Often when one of these three reasons come to light, people forgive your indulgence (sometimes your overindulgence) in Nice Things. But they do not forgive the voracity of your enjoyment. Because at that point, Poor Person, you are their reminder that people who are poor want the Nice Things that they readily and regularly acquire. While you may enjoy yourself once, once you have tasted the fruit, do not repeatedly comment on how much you enjoyed that taste of the fruit. You are poor. They know you like what you have because they presume you have never wanted anything more than to get it, like They Who Have Always Had It. You walk into volunteer events, feeling like a hypocrite because you have benefitted from the programs to which you now give your time and your resources. You may even recognize some of the patrons in the soup kitchen, or you glimpse an address for a Christmas gift package that is doors away from your home. Your friends smile and spend over the encouraged limits for them, and you wonder if it weren’t for anonymity, would they even care to know your neighbors’ needs? Or would they be scandalized that the poor would want Nice Things for their families, for themselves? You know the answer already, though. You’ve heard their stories of contempt.

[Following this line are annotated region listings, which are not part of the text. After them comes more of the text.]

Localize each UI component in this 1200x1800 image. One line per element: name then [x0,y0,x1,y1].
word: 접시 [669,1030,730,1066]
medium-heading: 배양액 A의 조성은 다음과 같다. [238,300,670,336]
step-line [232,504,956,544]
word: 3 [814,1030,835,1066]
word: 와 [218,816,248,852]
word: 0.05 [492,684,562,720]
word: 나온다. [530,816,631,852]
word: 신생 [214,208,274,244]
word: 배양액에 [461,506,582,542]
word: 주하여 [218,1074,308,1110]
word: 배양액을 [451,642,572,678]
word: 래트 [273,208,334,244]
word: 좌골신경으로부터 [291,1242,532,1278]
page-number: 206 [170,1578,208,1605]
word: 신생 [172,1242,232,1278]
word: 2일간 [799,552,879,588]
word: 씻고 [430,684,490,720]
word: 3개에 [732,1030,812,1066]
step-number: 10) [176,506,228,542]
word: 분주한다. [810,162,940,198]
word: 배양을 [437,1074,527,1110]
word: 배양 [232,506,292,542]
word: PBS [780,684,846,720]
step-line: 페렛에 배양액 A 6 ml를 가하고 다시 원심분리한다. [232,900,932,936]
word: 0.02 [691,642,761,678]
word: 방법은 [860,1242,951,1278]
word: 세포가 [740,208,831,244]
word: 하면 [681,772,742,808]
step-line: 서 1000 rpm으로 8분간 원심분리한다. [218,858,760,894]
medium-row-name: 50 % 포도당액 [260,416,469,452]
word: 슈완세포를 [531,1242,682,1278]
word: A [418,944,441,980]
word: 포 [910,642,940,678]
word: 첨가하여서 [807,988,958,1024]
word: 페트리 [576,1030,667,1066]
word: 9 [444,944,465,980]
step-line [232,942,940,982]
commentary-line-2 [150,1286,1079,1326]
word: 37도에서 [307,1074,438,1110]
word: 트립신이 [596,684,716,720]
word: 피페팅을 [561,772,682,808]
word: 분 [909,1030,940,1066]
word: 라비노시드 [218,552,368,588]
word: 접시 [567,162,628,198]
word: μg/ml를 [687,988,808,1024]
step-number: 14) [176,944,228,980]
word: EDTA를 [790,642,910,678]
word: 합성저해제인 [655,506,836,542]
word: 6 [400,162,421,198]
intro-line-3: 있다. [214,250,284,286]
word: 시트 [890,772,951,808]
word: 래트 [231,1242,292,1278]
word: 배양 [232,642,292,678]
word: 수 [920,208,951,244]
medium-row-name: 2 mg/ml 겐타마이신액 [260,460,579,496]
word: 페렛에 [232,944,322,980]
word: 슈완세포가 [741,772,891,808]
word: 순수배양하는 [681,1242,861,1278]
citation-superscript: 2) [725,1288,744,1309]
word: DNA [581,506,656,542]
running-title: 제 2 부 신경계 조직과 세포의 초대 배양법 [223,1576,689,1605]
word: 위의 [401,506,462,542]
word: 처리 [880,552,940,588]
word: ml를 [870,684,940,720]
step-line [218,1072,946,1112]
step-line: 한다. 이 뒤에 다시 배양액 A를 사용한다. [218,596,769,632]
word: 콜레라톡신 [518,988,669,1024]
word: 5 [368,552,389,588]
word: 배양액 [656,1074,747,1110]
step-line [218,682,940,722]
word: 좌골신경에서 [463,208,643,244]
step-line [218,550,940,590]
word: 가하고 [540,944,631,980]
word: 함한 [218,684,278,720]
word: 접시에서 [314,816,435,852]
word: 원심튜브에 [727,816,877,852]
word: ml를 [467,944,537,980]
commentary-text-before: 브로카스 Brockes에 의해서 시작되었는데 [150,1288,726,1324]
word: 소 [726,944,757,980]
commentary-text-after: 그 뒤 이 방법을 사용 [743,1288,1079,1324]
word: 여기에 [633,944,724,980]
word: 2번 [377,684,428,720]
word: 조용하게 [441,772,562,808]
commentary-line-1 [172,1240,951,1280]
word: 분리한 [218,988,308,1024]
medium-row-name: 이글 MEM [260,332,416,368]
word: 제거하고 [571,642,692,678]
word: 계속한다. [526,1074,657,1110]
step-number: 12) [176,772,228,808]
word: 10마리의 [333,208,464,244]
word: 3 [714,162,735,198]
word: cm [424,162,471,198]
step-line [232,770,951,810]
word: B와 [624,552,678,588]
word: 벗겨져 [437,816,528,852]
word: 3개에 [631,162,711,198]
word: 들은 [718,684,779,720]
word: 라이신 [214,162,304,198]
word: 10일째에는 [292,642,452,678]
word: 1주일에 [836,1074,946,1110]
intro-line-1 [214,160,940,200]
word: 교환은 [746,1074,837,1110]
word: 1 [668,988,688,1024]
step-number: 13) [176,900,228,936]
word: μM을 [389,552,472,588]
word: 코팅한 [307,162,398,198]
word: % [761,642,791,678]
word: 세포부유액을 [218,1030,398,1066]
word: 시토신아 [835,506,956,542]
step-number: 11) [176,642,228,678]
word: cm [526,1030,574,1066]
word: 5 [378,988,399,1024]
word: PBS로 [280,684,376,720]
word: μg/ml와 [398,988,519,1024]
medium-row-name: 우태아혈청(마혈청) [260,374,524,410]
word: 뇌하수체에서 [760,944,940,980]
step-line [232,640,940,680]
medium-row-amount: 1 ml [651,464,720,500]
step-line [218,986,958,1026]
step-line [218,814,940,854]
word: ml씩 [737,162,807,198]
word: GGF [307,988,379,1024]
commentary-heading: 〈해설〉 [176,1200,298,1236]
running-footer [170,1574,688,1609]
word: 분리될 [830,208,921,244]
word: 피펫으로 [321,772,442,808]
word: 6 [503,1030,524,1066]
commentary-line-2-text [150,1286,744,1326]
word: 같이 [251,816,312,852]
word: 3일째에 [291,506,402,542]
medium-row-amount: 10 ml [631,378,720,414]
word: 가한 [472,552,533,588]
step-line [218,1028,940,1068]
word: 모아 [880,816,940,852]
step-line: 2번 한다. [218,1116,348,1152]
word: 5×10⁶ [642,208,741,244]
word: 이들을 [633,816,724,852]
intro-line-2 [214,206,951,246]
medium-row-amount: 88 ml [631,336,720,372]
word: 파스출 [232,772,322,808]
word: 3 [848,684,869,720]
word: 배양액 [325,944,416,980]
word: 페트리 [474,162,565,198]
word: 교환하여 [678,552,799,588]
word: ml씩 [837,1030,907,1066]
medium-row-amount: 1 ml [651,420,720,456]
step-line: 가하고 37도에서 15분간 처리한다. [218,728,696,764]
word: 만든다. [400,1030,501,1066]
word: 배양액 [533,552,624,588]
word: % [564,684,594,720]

Your goal, Poor Person, should you choose to accept it, is to forget about any presumption of haves and have-nots. Your job, Poor Person, is to get as far away from the have-nots as possible in thought and deed and investment. Otherwise, you will tip people off to the fact you are or have been poor. They are only supposed to suspect that you have been poor when you approach the dais to give a motivating speech, or when you are filling out an application to fund more education for yourself, or when you have fallen upon dire straits but grow accustomed to those circumstances with aplomb. Then, dear Poor Person, and then only may you say, “I did not always blithely accept the presence of Nice Things in my life; I lived a joyless existence under the poverty line.” After that statement, you counterbalance those tales with your jaunts to an expensive school among Those Who Have a Lot, the blatantly poor, and the secret poor. You omit the mental gymnastics you played to hide how much you wished that Those Who Have a Lot knew you when, so they’d understand how much it hurt when they’d pipe up in class about how poverty is a birthright of the irresponsible and the deranged, the deviant and the demented. Instead, you speak of overcoming the Blue Bloods, the Jacks and Jills, the Nouveau Riche as a general learning experience that the only time you can say, “I wasn’t that upset or deprived or needy when I was poor” is to yourself or to your progeny, as a whispered admonishment when they laugh at a homeless man on the street or when they sneer at a story of a single mother with four kids and a 58″ flat screen television in her home.
“Yes,” you explain to your astonished kids or closest friends, “sometimes it hurt, and sometimes we couldn’t afford things; but I made myself remember I was still a person, a good person. That’s one thing my parents always had me remember.”